We French-freed as much as we could and used aiders only where we had to, including on the Jardine Traverse, the Lynn Hill Traverse, and the Great Roof. We got past the Great Roof—two-thirds of the way up—in just nine and a half hours. It felt as if we were on autopilot. Our headlamps woke up a party at Camp V when we made our way through at 4 a.m., several hours ahead of schedule. Then we started getting tired. The aiders came out more. It took us another nine hours to climb the eight pitches after the Great Roof—the pitches we didn’t know as well. We reached our friends and stopped the clock at 18:28.
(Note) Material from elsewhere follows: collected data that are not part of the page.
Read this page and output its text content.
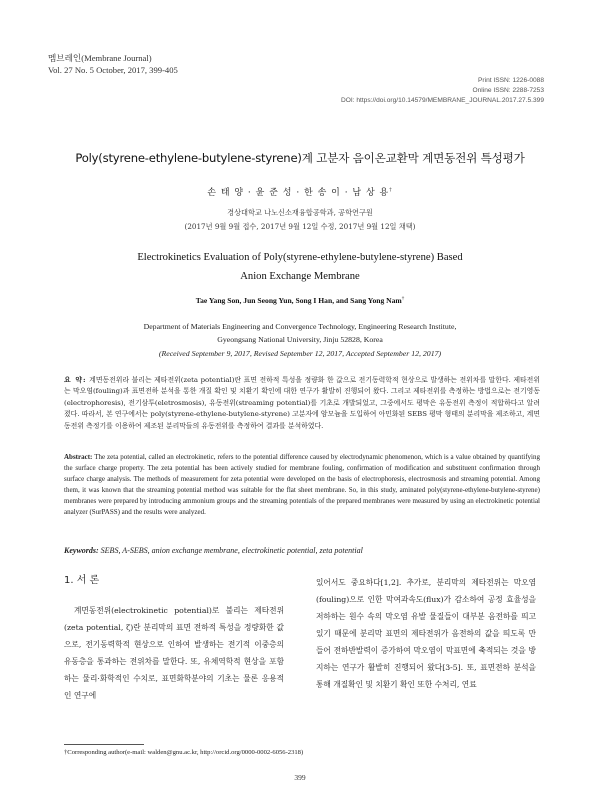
멤브레인(Membrane Journal)
Vol. 27 No. 5 October, 2017, 399-405
Print ISSN: 1226-0088
Online ISSN: 2288-7253
DOI: https://doi.org/10.14579/MEMBRANE_JOURNAL.2017.27.5.399
Poly(styrene-ethylene-butylene-styrene)계 고분자 음이온교환막 계면동전위 특성평가
손 태 양 · 윤 준 성 · 한 송 이 · 남 상 용†
경상대학교 나노신소재융합공학과, 공학연구원
(2017년 9월 9월 접수, 2017년 9월 12일 수정, 2017년 9월 12일 채택)
Electrokinetics Evaluation of Poly(styrene-ethylene-butylene-styrene) Based
Anion Exchange Membrane
Tae Yang Son, Jun Seong Yun, Song I Han, and Sang Yong Nam†
Department of Materials Engineering and Convergence Technology, Engineering Research Institute,
Gyeongsang National University, Jinju 52828, Korea
(Received September 9, 2017, Revised September 12, 2017, Accepted September 12, 2017)
요 약: 계면동전위라 불리는 제타전위(zeta potential)란 표면 전하적 특성을 정량화 한 값으로 전기동력학적 현상으로 발생하는 전위차를 말한다. 제타전위는 막오염(fouling)과 표면전하 분석을 통한 개질 확인 및 치환기 확인에 대한 연구가 활발히 진행되어 왔다. 그리고 제타전위를 측정하는 방법으로는 전기영동(electrophoresis), 전기삼투(eletrosmosis), 유동전위(streaming potential)를 기초로 개발되었고, 그중에서도 평막은 유동전위 측정이 적합하다고 알려졌다. 따라서, 본 연구에서는 poly(styrene-ethylene-butylene-styrene) 고분자에 암모늄을 도입하여 아민화된 SEBS 평막 형태의 분리막을 제조하고, 계면동전위 측정기를 이용하여 제조된 분리막들의 유동전위를 측정하여 결과를 분석하였다.
Abstract: The zeta potential, called an electrokinetic, refers to the potential difference caused by electrodynamic phenomenon, which is a value obtained by quantifying the surface charge property. The zeta potential has been actively studied for membrane fouling, confirmation of modification and substituent confirmation through surface charge analysis. The methods of measurement for zeta potential were developed on the basis of electrophoresis, electrosmosis and streaming potential. Among them, it was known that the streaming potential method was suitable for the flat sheet membrane. So, in this study, aminated poly(styrene-ethylene-butylene-styrene) membranes were prepared by introducing ammonium groups and the streaming potentials of the prepared membranes were measured by using an electrokinetic potential analyzer (SurPASS) and the results were analyzed.
Keywords: SEBS, A-SEBS, anion exchange membrane, electrokinetic potential, zeta potential
1. 서 론
계면동전위(electrokinetic potential)로 불리는 제타전위(zeta potential, ζ)란 분리막의 표면 전하적 특성을 정량화한 값으로, 전기동력학적 현상으로 인하여 발생하는 전기적 이중층의 유동층을 통과하는 전위차를 말한다. 또, 유체역학적 현상을 포함하는 물리·화학적인 수치로, 표면화학분야의 기초는 물론 응용적인 연구에
있어서도 중요하다[1,2]. 추가로, 분리막의 제타전위는 막오염(fouling)으로 인한 막여과속도(flux)가 감소하여 공정 효율성을 저하하는 원수 속의 막오염 유발 물질들이 대부분 음전하를 띄고 있기 때문에 분리막 표면의 제타전위가 음전하의 값을 띄도록 만들어 전하반발력이 증가하여 막오염이 막표면에 축적되는 것을 방지하는 연구가 활발히 진행되어 왔다[3-5]. 또, 표면전하 분석을 통해 개질확인 및 치환기 확인 또한 수처리, 연료
†Corresponding author(e-mail: walden@gnu.ac.kr, http://orcid.org/0000-0002-6056-2318)
399
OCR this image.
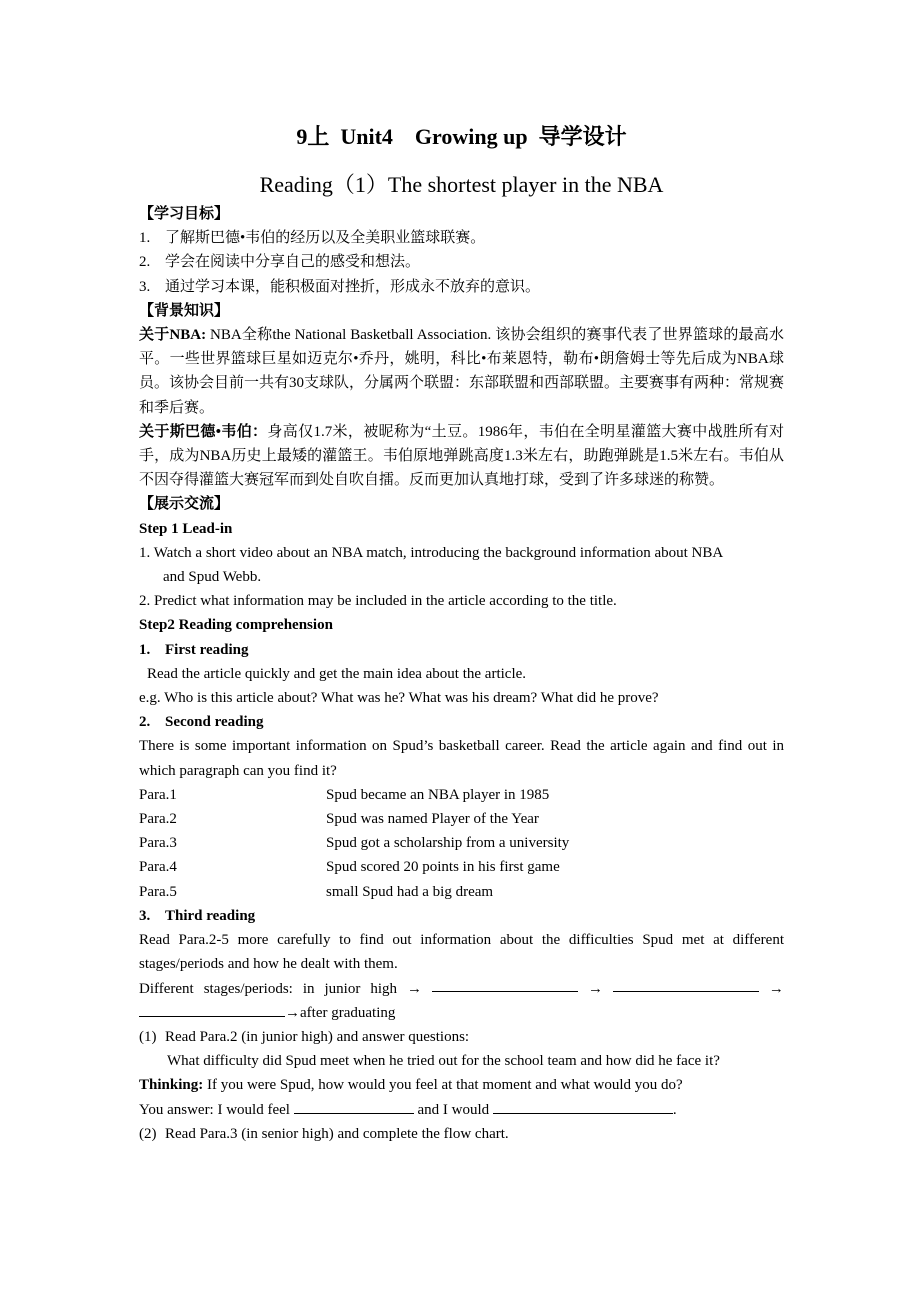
9上  Unit4    Growing up  导学设计
Reading（1）The shortest player in the NBA
【学习目标】
1. 了解斯巴德•韦伯的经历以及全美职业篮球联赛。
2. 学会在阅读中分享自己的感受和想法。
3. 通过学习本课，能积极面对挫折，形成永不放弃的意识。
【背景知识】
关于NBA: NBA全称the National Basketball Association. 该协会组织的赛事代表了世界篮球的最高水平。一些世界篮球巨星如迈克尔•乔丹，姚明，科比•布莱恩特，勒布•朗詹姆士等先后成为NBA球员。该协会目前一共有30支球队，分属两个联盟：东部联盟和西部联盟。主要赛事有两种：常规赛和季后赛。
关于斯巴德•韦伯：身高仅1.7米，被昵称为“土豆。1986年，韦伯在全明星灌篮大赛中战胜所有对手，成为NBA历史上最矮的灌篮王。韦伯原地弹跳高度1.3米左右，助跑弹跳是1.5米左右。韦伯从不因夺得灌篮大赛冠军而到处自吹自擂。反而更加认真地打球，受到了许多球迷的称赞。
【展示交流】
Step 1 Lead-in
1. Watch a short video about an NBA match, introducing the background information about NBA
and Spud Webb.
2. Predict what information may be included in the article according to the title.
Step2 Reading comprehension
1. First reading
Read the article quickly and get the main idea about the article.
e.g. Who is this article about? What was he? What was his dream? What did he prove?
2. Second reading
There is some important information on Spud’s basketball career. Read the article again and find out in which paragraph can you find it?
Para.1	Spud became an NBA player in 1985
Para.2	Spud was named Player of the Year
Para.3	Spud got a scholarship from a university
Para.4	Spud scored 20 points in his first game
Para.5	small Spud had a big dream
3. Third reading
Read Para.2-5 more carefully to find out information about the difficulties Spud met at different stages/periods and how he dealt with them.
Different stages/periods: in junior high →	→	→
→after graduating
(1) Read Para.2 (in junior high) and answer questions:
What difficulty did Spud meet when he tried out for the school team and how did he face it?
Thinking: If you were Spud, how would you feel at that moment and what would you do?
You answer: I would feel	and I would	.
(2) Read Para.3 (in senior high) and complete the flow chart.
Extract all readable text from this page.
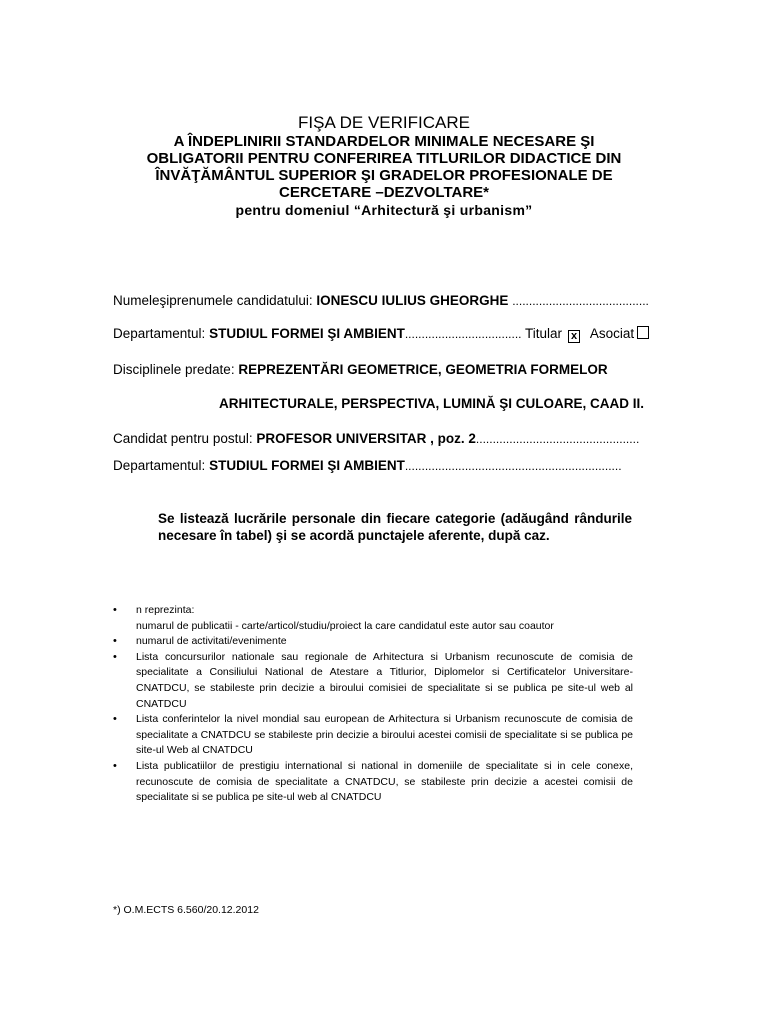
FIŞA DE VERIFICARE
A ÎNDEPLINIRII STANDARDELOR MINIMALE NECESARE ŞI
OBLIGATORII PENTRU CONFERIREA TITLURILOR DIDACTICE DIN
ÎNVĂŢĂMÂNTUL SUPERIOR ŞI GRADELOR PROFESIONALE DE
CERCETARE –DEZVOLTARE*
pentru domeniul “Arhitectură şi urbanism”
Numeleşiprenumele candidatului: IONESCU IULIUS GHEORGHE .........................................
Departamentul: STUDIUL FORMEI ŞI AMBIENT................................... Titular x Asociat
Disciplinele predate: REPREZENTĂRI GEOMETRICE, GEOMETRIA FORMELOR
ARHITECTURALE, PERSPECTIVA, LUMINĂ ŞI CULOARE, CAAD II.
Candidat pentru postul: PROFESOR UNIVERSITAR , poz. 2.................................................
Departamentul: STUDIUL FORMEI ŞI AMBIENT.................................................................
Se listează lucrările personale din fiecare categorie (adăugând rândurile necesare în tabel) şi se acordă punctajele aferente, după caz.
• n reprezinta:
numarul de publicatii - carte/articol/studiu/proiect la care candidatul este autor sau coautor
• numarul de activitati/evenimente
• Lista concursurilor nationale sau regionale de Arhitectura si Urbanism recunoscute de comisia de specialitate a Consiliului National de Atestare a Titlurior, Diplomelor si Certificatelor Universitare-CNATDCU, se stabileste prin decizie a biroului comisiei de specialitate si se publica pe site-ul web al CNATDCU
• Lista conferintelor la nivel mondial sau european de Arhitectura si Urbanism recunoscute de comisia de specialitate a CNATDCU se stabileste prin decizie a biroului acestei comisii de specialitate si se publica pe site-ul Web al CNATDCU
• Lista publicatiilor de prestigiu international si national in domeniile de specialitate si in cele conexe, recunoscute de comisia de specialitate a CNATDCU, se stabileste prin decizie a acestei comisii de specialitate si se publica pe site-ul web al CNATDCU
*) O.M.ECTS 6.560/20.12.2012
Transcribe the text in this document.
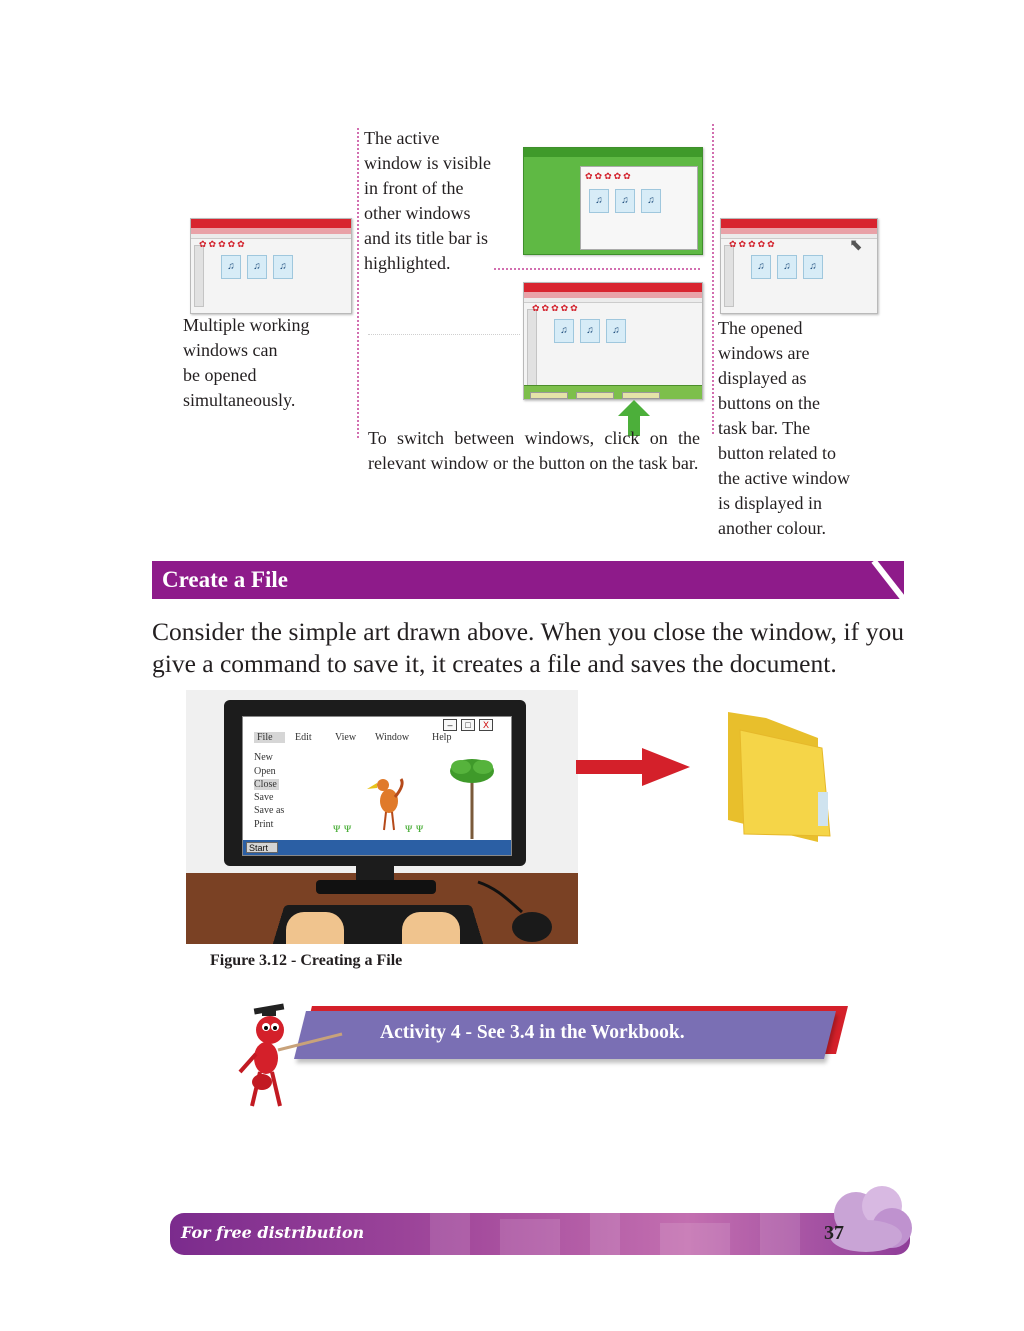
✿✿✿✿✿
♫	♫	♫
The active
window is visible
in front of the
other windows
and its title bar is
highlighted.
✿✿✿✿✿
♫	♫	♫
✿✿✿✿✿
♫	♫	♫
⬉
✿✿✿✿✿
♫	♫	♫
Multiple working
windows can
be opened
simultaneously.
The opened
windows are
displayed as
buttons on the
task bar. The
button related to
the active window
is displayed in
another colour.
To switch between windows, click on the relevant window or the button on the task bar.
Create a File
Consider the simple art drawn above. When you close the window, if you give a command to save it, it creates a file and saves the document.
–	□	X
File	Edit View Window Help
New
Open
Close
Save
Save as
Print	ᴪ ᴪ	ᴪ ᴪ
Start
Figure 3.12 - Creating a File
Activity 4 - See 3.4 in the Workbook.
For free distribution	37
On top, having done the Nose in a Day. @sierradescents

I thought I would be emotional standing on the top, having achieved this longtime dream despite so many unplanned obstacles. But our friends’ cheering and happiness chased that away. It was all celebration. My heart was full of gratitude.

With enough practice on those upper pitches, I’m sure Ye and I could shave off another two hours. But for the most part we had taken care of all the surprises during training. We had practiced night climbing, tested how much water we would need, figured out our ideal layers and nutrition. We’d worked out our own delicate balance between being aggressive and minimizing risk. Ours was a strategic approach, and it paid off.

Ultimately, I am so grateful for all the help Ye and I got—on the day of our climb and over the crazy year leading up to it. This includes our friends Mitchell, Coco, Mouzhe, Connor, and Yuan, who hiked 10 miles to meet us on top of El Cap. It also includes my wife, who stands by me through these goals even though she doesn’t climb. I had an almost-fatal climbing accident in 2015, which was not an easy thing for us to get past. Since then, every time I leave she hopes I will come home in one piece. I thank her for supporting me all the way in pursuit of my dreams.